We definitely had fun in Fundy today! This place has always been on my bucket list, and it was totally cool. Much muddier than I expected though.

We drove out to the Fundy Tidal Interpretive Centre, which was weird and not as interesting as we’d hoped. It’s located on the Shubenacadie River, which is the longest river in Nova Scotia.

On our drive there, we’re on this totally podunk country road, and we ran into this sign:

Well alrighty then.

A couple of minutes later we ran into a hay bale on wheels:

Told you it was a podunk road.

At the Interpretive Centre, there’s an old railroad bed with part of the bridge still there that you can walk on, which was kind of cool:

This was an hour or so before low tide.
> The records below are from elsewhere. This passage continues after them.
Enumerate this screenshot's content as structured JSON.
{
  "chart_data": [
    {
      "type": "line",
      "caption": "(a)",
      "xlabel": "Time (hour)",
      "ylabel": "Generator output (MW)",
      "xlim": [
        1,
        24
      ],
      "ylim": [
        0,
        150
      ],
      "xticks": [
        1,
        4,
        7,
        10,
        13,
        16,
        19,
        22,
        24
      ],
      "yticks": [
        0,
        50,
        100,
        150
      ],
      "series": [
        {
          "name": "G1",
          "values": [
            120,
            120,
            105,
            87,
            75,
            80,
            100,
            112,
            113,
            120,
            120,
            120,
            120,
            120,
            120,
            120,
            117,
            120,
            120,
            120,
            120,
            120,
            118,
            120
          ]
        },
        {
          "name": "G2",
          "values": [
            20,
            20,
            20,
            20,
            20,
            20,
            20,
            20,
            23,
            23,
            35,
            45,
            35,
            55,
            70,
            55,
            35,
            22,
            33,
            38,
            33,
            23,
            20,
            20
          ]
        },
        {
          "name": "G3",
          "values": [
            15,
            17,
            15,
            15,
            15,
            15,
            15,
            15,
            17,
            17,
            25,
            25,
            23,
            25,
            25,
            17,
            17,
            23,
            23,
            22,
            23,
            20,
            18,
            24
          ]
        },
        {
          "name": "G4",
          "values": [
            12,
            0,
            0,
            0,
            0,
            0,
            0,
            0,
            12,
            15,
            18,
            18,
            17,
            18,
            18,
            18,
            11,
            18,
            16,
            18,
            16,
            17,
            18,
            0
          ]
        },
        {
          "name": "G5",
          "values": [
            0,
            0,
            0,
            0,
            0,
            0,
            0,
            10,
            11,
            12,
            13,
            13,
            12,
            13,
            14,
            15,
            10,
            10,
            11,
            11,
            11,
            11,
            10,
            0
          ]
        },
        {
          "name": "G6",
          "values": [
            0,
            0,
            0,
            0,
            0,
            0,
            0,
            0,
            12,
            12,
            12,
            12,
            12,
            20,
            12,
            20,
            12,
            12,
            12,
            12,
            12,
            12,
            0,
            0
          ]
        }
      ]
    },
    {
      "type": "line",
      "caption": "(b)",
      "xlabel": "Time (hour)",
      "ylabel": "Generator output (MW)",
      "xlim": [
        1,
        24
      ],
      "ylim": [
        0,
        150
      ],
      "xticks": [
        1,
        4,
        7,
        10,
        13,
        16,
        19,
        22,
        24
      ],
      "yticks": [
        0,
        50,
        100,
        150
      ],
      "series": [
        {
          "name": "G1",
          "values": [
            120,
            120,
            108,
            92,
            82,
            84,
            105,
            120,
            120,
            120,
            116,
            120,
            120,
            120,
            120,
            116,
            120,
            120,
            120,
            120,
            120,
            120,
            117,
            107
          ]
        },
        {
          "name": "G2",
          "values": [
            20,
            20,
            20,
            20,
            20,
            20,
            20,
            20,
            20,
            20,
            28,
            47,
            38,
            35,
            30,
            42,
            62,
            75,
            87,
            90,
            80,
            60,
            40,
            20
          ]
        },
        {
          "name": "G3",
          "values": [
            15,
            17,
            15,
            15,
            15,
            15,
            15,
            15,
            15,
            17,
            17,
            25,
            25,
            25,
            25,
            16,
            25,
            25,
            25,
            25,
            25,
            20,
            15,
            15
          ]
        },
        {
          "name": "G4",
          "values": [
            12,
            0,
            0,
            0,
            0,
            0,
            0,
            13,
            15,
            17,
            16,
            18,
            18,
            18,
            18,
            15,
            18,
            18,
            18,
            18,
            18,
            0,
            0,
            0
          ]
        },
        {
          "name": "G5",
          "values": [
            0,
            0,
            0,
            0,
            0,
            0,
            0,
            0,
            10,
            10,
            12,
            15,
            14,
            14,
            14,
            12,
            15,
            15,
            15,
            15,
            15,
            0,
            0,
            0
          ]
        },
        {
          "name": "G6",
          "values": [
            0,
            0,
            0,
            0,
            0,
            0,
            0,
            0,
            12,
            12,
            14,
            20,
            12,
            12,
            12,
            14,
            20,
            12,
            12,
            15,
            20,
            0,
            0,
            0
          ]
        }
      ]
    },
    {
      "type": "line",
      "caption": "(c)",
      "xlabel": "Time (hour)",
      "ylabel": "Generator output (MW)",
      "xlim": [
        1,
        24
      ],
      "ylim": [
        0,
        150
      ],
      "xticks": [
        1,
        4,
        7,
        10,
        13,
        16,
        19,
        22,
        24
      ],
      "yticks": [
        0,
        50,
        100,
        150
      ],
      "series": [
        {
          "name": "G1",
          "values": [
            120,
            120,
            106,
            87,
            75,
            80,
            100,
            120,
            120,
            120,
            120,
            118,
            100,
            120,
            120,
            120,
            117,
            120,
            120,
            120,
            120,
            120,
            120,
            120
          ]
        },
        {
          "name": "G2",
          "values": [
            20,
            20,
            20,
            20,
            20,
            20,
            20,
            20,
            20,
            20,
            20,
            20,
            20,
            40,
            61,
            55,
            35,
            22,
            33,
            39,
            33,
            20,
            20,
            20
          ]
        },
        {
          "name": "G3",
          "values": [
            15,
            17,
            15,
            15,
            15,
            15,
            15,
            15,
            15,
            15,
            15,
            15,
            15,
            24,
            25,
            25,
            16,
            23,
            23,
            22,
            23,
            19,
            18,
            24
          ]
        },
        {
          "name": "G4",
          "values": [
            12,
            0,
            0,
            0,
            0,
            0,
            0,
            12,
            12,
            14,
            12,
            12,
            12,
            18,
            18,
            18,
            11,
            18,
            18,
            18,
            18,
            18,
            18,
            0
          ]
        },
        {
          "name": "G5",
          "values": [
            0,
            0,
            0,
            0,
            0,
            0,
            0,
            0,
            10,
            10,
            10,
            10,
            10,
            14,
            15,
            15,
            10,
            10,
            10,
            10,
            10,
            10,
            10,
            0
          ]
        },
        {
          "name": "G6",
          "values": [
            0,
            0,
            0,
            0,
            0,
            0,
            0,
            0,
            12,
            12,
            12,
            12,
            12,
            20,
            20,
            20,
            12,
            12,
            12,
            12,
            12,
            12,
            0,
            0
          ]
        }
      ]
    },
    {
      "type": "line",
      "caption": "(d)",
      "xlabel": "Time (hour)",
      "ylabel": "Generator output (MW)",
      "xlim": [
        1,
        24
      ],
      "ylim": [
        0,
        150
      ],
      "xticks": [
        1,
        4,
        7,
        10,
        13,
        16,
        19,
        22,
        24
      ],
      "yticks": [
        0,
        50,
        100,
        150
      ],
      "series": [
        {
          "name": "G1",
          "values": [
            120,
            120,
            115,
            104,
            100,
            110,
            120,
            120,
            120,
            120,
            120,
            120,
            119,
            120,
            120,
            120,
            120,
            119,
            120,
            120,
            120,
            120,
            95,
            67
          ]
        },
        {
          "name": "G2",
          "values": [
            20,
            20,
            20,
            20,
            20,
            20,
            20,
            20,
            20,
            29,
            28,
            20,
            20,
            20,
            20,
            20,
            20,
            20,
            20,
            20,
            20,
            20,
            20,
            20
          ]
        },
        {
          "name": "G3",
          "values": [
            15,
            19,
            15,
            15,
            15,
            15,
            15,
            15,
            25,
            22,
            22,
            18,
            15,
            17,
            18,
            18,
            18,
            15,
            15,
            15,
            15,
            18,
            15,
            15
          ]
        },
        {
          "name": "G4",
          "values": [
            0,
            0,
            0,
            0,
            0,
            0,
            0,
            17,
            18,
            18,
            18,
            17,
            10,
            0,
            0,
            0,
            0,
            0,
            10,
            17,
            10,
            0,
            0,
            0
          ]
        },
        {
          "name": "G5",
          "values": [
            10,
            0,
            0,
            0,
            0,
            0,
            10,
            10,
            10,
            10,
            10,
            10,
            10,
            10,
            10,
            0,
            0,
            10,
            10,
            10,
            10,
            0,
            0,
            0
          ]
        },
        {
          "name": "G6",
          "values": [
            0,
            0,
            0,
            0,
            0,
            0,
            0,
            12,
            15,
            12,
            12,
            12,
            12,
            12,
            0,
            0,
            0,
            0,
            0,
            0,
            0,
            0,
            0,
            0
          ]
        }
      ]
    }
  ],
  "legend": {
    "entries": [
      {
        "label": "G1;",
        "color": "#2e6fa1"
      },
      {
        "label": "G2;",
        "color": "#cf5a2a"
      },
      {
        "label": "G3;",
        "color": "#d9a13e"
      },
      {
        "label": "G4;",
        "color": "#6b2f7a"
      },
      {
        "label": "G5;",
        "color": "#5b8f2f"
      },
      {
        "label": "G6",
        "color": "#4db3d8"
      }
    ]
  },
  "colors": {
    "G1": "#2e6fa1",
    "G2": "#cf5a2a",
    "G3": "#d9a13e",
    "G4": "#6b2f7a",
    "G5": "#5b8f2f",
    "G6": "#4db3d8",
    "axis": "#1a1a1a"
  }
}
Then we drove out to Burntcoat Head Park (at just low tide), which is the site of the highest recorded tide on the planet. It was so cool!!!! We walked on the ocean floor. The rock formations were outstandingly beautiful.

There were billions of snails, and rocks, and little shrimps in the tide pools. The area is so much bigger than you can tell in the pictures, and the cliffs so much higher. That island with the trees on top is called a flowerpot island, because at high tide only the green part sticks out.

We originally planned to drive back out to the same park at high tide, but we decided it was too far to drive, so we went to Blomidon Park instead. It’s up on 600 foot high cliffs, and the views were amazing across the Minas Basin and the valley:

On the way back we were driving through the most picture perfect farms. But I do have a question – we kept passing signs that read ‘Farm Vehicles Turning Left’. But there were farms on both sides of the road, don’t the tractors have to go right too? It’s very confusing.

We really had a great day today. Tomorrow we start heading home and back to real life, but hopefully we’ll have a few more adventures on the way.